Today was my last day in Kōfu. Tomorrow I’m going back to Tokyo, where I have an interview in the evening and I’ll be in Gunma prefecture on Friday. Today’s interview was odd. The man I met was basically worrying more about negative rumors spread about Fukushima prefecture and its residents (風評) than radioactivity. He was explaining that he wanted his daughters to be able to get married properly, without worrying too much about people saying “ew, she’s from Fukushima!!”

Well, it’s not like I do not understand his point of view. Sometimes I also tell myself that I’ll have to tell the potential father of my future children that I ate contaminated food (maybe not much, but still) and was around Fukushima when I was in my early 20s. But I was startled when he said that, as he doesn’t know what are the effects of long term radiations on the human body, he doesn’t know what to think about it and doesn’t think it’s that dangerous. Generally, people overreact when they face things they don’t know, but that’s not his case. He told me he stayed in Sōma for 2 years, when the radiation was in between 6 and 12μSv/h (the limit is now settled at 0,23μSv). He sent his wife and children to Yamanashi, to make sure the girls wouldn’t be exposed to radiations, and then continued working and living as normally as possible. I was really surprised when he told me that he and his friends were eating the fish that was tested and not sold, because too radioactive. “Well, I don’t know what to say, would I stay (himself, without his daughters) in a city that is contaminated around 4μSv/h? Why not, I survived in between 6 and 12! I’m not sick and I don’t think I would die of cancer, so I don’t worry that much.” Wow.
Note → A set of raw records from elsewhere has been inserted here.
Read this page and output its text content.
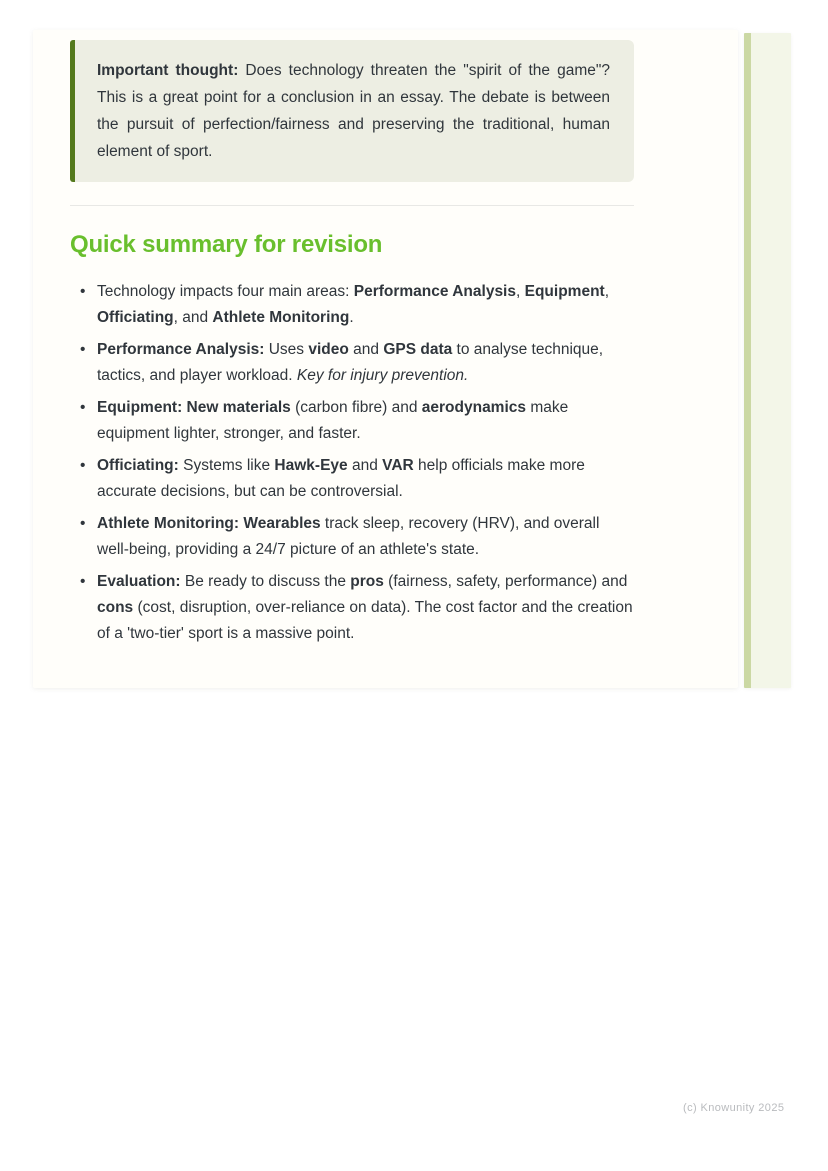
Important thought: Does technology threaten the "spirit of the game"? This is a great point for a conclusion in an essay. The debate is between the pursuit of perfection/fairness and preserving the traditional, human element of sport.

Quick summary for revision
• Technology impacts four main areas: Performance Analysis, Equipment, Officiating, and Athlete Monitoring.
• Performance Analysis: Uses video and GPS data to analyse technique, tactics, and player workload. Key for injury prevention.
• Equipment: New materials (carbon fibre) and aerodynamics make equipment lighter, stronger, and faster.
• Officiating: Systems like Hawk-Eye and VAR help officials make more accurate decisions, but can be controversial.
• Athlete Monitoring: Wearables track sleep, recovery (HRV), and overall well-being, providing a 24/7 picture of an athlete's state.
• Evaluation: Be ready to discuss the pros (fairness, safety, performance) and cons (cost, disruption, over-reliance on data). The cost factor and the creation of a 'two-tier' sport is a massive point.
(c) Knowunity 2025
But the thing he said and that bugged me the most was linked to the reconstruction process:

I think people should do what they do best with all their heart. I mean, for example, a school teacher should work hard in order to increase her students’ grades. A hairdresser should work hard in order to cut his customers’ hair better. People are getting involved in political activities, but I think politicians are the best at taking care of that.

EXCUSE ME? I was staring at him, not being able to just smile and nod. Leave the politics to politicians? Where does that come from? Japan is supposed to be a democracy. DEMOcracy, right? If people don’t take part in politics, than who will? Even when talking about demonstrations that happened because of the “article 9 issue”, he was saying: “Well, it didn’t change a thing right. I am sure there are people being seriously engaged in that movement, but it just looks like a matsuri (festival), with people having fun. In the 60s, they were fighting and risking their lives and it didn’t really change a thing. Now, they’re not even that engaged.” So demonstrations are useless, normal people shouldn’t get into politics (or they should just become politicians) and… and the government can do whatever it wants? I just can’t take it. That’s a no no.